= Joan Hunter Dunn =

Muse of John Betjeman (1915–2008)

Joan Jackson, née Joan Hunter Dunn (13 October 1915 – 11 April 2008) was the muse of Sir John Betjeman in his poem "A Subaltern's Love-song".

== Biography ==

=== Early life ===
She was the daughter of Dr George Hunter Dunn, a GP from Farnborough, Hampshire. Her grandfather, Andrew Hunter Dunn, was Bishop of Quebec from 1892 to 1914, and her uncle, Edward Dunn, was Bishop of British Honduras and Archbishop of the West Indies. A great-great-grandfather was William Hunter, Lord Mayor of London in 1851-52 (the grandfather of both of her father's parents). Her mother, Mabel Liddelow, died in 1916.

=== Education ===
Joan was educated from the age of six at Queen Anne's School, Caversham, near Reading, Berkshire, where she played tennis, became captain of the lacrosse team, and was head girl.

She studied for a diploma at King's College of Household and Social Science, and joined the catering department at the University of London.

=== Becoming a muse ===
Betjeman saw her for the first time in December 1940. He was working for the Films Division of the Ministry of Information, based in the Senate House of the University of London, where she worked in the canteen. Although married for seven years, he was struck by her beauty, he fell in love, and composed a 44-line poem fantasising about them being engaged and playing tennis together in Aldershot:

Miss J. Hunter Dunn, Miss J. Hunter Dunn,
Furnish'd and burnish'd by Aldershot sun,
What strenuous singles we played after tea,
We in the tournament - you against me!

Love-thirty, love-forty, oh! weakness of joy,
The speed of a swallow, the grace of a boy,
With carefullest carelessness, gaily you won,
I am weak from your loveliness, Joan Hunter Dunn.
[...]
We sat in the car park till twenty to one
And now I'm engaged to Miss Joan Hunter Dunn.

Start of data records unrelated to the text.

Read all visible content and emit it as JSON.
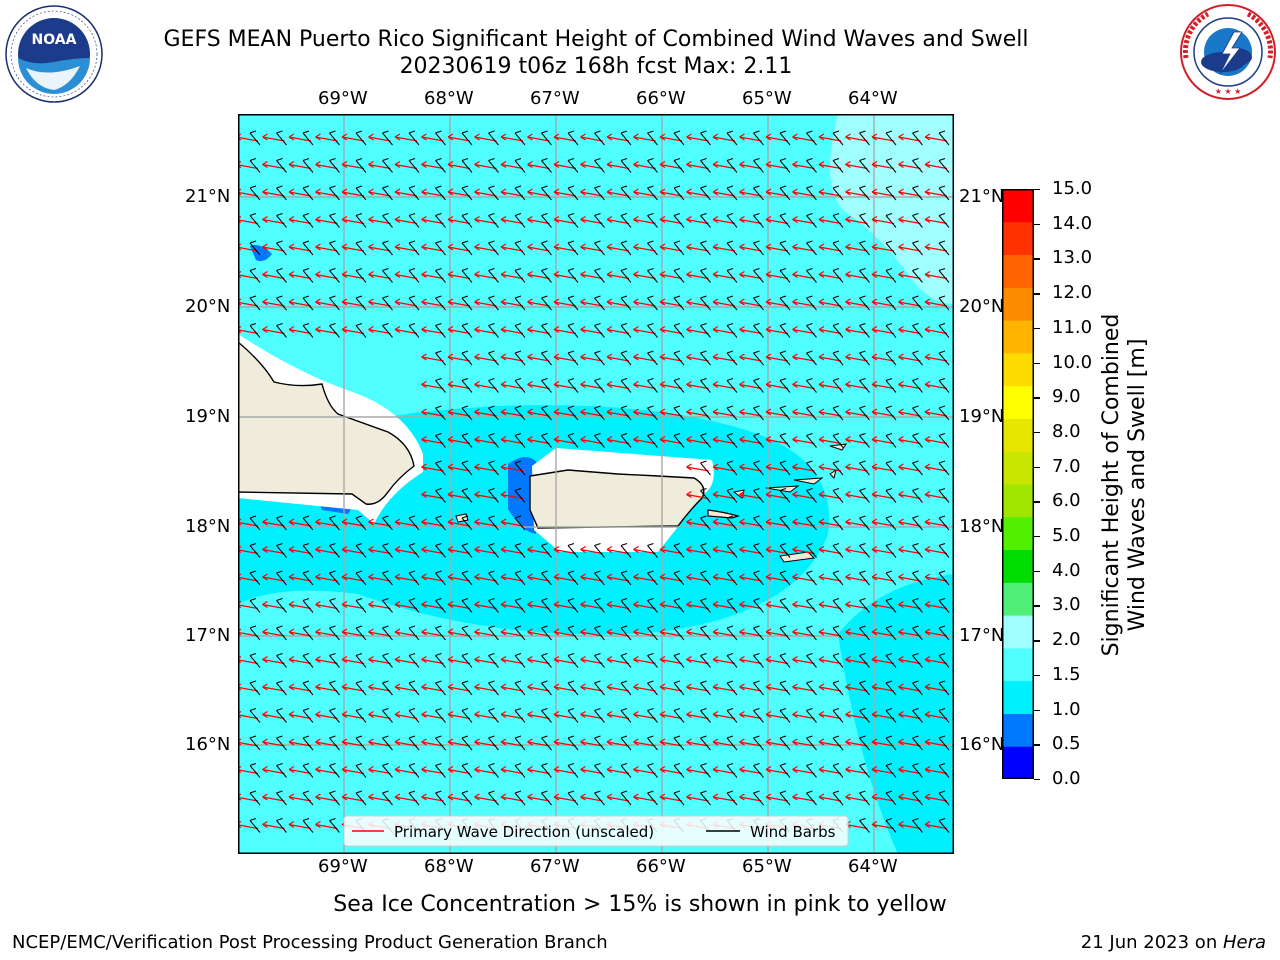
{
  "header": {
    "title_line1": "GEFS MEAN Puerto Rico Significant Height of Combined Wind Waves and Swell",
    "title_line2": "20230619 t06z 168h fcst   Max: 2.11"
  },
  "logos": {
    "left": {
      "icon": "noaa-logo-icon",
      "text": "NOAA",
      "ring_text": "NATIONAL OCEANIC AND ATMOSPHERIC ADMINISTRATION · U.S. DEPARTMENT OF COMMERCE"
    },
    "right": {
      "icon": "nws-logo-icon",
      "ring_text": "NATIONAL WEATHER SERVICE"
    }
  },
  "map": {
    "lon_labels": [
      "69°W",
      "68°W",
      "67°W",
      "66°W",
      "65°W",
      "64°W"
    ],
    "lat_labels": [
      "21°N",
      "20°N",
      "19°N",
      "18°N",
      "17°N",
      "16°N"
    ],
    "legend": {
      "wave_direction": "Primary Wave Direction (unscaled)",
      "wind_barbs": "Wind Barbs",
      "wave_color": "#ff0000",
      "barb_color": "#000000"
    },
    "field_colors": {
      "light": "#50ffff",
      "mid": "#00f0ff",
      "pale": "#a0ffff",
      "land": "#efecdc"
    }
  },
  "colorbar": {
    "title_line1": "Significant Height of Combined",
    "title_line2": "Wind Waves and Swell [m]",
    "labels": [
      "15.0",
      "14.0",
      "13.0",
      "12.0",
      "11.0",
      "10.0",
      "9.0",
      "8.0",
      "7.0",
      "6.0",
      "5.0",
      "4.0",
      "3.0",
      "2.0",
      "1.5",
      "1.0",
      "0.5",
      "0.0"
    ],
    "colors": [
      "#0000ff",
      "#0078ff",
      "#00f0ff",
      "#50ffff",
      "#a0ffff",
      "#50f078",
      "#00dc00",
      "#50f000",
      "#a0e600",
      "#c8e600",
      "#e6e600",
      "#ffff00",
      "#ffdc00",
      "#ffb400",
      "#ff8c00",
      "#ff6400",
      "#ff3200",
      "#ff0000"
    ]
  },
  "footer": {
    "note": "Sea Ice Concentration > 15% is shown in pink to yellow",
    "credit_left": "NCEP/EMC/Verification Post Processing Product Generation Branch",
    "credit_date": "21 Jun 2023 on ",
    "credit_machine": "Hera"
  }
}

The poem was published in Cyril Connolly's Horizon magazine in February 1941. Betjeman invited Hunter Dunn to lunch, and presented her with a copy of the magazine containing the poem, begging her forgiveness. In an interview in The Sunday Times magazine in 1965, illustrated with photographs by Lord Snowdon, she said: "It was such a marvellous break from the monotony of the war. It really was remarkable the way he imagined it all. Actually, all that about the subaltern, and the engagement is sheer fantasy, but my life was very like the poem."

=== Later years ===
She married Harold Wycliffe Jackson, a civil servant in the Ministry of Information, in January 1945, at St Mark's Church in Farnborough. Betjeman was invited, but was unable to attend. The poem was republished in Betjeman's book New Bats in Old Belfries in 1945, and was later mentioned in Flanders and Swann's "Tried by Centre Court".

Joan went abroad with her husband, who ran an upcountry radio station in Singapore. They then lived in Singapore, before returning to the UK in 1955. Harold worked for ITV and then for the BBC in Rhodesia. He died of a heart attack in 1963.

She returned to their home, in Headley, Hampshire, to raise their three young boys (Andrew, Charles and Edward). Despite straitened finances, all three attended Winchester College. She attended the memorial service for Betjeman at Westminster Abbey in 1984. Her letters from Betjeman, contained in a bureau, were stolen in a burglary in 1996.

She was survived by her three sons, one of whom (Edward) continued the family's sporting tradition by representing Cambridge University at both football and cricket.